Ideally, the Authorship Mark up should work only on blogs but it even gets implemented when it is added to simple static brochure sites too. This I think is like spamming the search results to promote yourself as there is no content on these static site which needs to be claimed by the author. This is a very big injustice to the authors who work hard and write quality posts and try to establish their identity and promote their views because people by adding the few lines of code on any of the home page of their simple sites too get the same benefit in SERPs like the one who has claimed the authorship markup by creating and maintaing a blog by adding quality content regularly.

I think Google should work on this and only blogs publishing quality content regularly should get the true benefit of the Authorship Mark up and the business sites on which this mark up is found should not be considered at all.
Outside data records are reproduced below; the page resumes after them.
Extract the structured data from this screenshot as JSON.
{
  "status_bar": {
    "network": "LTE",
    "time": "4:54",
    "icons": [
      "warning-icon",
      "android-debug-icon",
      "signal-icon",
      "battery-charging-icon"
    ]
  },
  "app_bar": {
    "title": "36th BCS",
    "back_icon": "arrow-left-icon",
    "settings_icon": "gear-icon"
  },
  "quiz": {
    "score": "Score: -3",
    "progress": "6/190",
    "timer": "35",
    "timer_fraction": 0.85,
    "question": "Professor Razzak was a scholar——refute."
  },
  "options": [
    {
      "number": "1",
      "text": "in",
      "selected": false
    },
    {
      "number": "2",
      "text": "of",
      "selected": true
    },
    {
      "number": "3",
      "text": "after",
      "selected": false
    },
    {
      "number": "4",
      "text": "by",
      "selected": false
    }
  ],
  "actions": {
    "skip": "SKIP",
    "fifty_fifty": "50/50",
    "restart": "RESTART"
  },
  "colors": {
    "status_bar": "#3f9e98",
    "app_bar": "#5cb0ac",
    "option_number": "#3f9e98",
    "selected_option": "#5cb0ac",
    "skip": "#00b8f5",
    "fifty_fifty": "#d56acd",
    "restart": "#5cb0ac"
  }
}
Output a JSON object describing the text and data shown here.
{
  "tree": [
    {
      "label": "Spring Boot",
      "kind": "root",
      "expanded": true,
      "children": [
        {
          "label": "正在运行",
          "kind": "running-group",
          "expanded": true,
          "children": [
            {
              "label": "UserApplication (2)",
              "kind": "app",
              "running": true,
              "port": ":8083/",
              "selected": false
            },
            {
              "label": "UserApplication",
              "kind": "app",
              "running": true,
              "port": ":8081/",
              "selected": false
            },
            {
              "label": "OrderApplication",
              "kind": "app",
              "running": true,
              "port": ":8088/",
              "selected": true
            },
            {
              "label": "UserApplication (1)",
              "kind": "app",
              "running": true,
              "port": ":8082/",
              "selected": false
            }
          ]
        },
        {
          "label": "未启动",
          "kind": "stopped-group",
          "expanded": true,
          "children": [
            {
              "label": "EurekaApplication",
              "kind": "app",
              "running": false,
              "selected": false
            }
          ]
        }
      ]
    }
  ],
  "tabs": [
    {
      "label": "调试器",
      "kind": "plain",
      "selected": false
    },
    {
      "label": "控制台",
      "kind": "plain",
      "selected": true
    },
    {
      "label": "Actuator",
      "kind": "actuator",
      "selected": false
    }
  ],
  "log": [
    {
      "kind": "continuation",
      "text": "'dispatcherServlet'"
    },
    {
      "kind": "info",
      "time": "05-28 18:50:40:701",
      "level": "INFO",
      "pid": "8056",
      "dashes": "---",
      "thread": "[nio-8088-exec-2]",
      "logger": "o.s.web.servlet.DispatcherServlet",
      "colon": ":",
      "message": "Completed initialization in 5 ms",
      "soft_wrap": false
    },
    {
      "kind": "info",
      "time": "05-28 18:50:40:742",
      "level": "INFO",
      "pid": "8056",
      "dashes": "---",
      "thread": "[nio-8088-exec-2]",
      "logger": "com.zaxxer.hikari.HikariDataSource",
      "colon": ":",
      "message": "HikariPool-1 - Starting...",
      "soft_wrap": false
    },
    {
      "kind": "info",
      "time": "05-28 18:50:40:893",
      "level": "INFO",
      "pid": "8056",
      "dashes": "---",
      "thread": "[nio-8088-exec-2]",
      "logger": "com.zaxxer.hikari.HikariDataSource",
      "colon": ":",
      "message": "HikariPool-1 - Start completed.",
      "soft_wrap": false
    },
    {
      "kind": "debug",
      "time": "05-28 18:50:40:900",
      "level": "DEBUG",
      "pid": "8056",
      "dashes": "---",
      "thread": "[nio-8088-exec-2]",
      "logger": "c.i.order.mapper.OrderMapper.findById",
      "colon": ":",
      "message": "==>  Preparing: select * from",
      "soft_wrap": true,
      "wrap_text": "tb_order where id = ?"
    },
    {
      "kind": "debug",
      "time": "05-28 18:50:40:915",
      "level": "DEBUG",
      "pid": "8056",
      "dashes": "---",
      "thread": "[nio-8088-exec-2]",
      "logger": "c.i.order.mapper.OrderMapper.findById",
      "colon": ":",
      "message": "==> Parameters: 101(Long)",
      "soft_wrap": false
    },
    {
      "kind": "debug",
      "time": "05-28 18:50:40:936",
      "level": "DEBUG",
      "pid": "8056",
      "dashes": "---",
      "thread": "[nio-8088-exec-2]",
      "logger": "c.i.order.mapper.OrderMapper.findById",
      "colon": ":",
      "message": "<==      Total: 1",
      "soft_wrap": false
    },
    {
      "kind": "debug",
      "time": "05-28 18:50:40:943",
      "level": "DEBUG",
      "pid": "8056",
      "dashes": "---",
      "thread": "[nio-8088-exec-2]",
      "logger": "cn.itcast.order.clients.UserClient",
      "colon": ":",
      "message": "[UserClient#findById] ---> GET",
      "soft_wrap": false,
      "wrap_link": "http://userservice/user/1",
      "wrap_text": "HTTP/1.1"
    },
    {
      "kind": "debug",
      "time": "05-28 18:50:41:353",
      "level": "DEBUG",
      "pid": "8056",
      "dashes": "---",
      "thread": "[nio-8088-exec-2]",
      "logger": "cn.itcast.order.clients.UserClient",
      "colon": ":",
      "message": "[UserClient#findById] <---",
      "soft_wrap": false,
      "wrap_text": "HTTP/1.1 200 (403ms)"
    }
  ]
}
Another nuisance about this markup is that instead of the author’s pic. Many times the website owners want their picture to be displayed in SERPs which again is very misleading. In such cases if the content written by any author is the owned by the business the Publisher Markup needs to be implemented where instead of the picture of the author the company logo is displayed which correlates the company with the content. This helps the user to know the ideology of the company as that content is claimed by the company rather than the writer.

Content Marketing has become the life line to attain quality web presence. The content and the creator cannot be separated hence the right use of the Authorship Mark up and the Publisher Mark up helps to send the right signals to the Knowledge Graph which is getting updated and built with every piece of content which gets correlated to your web identity.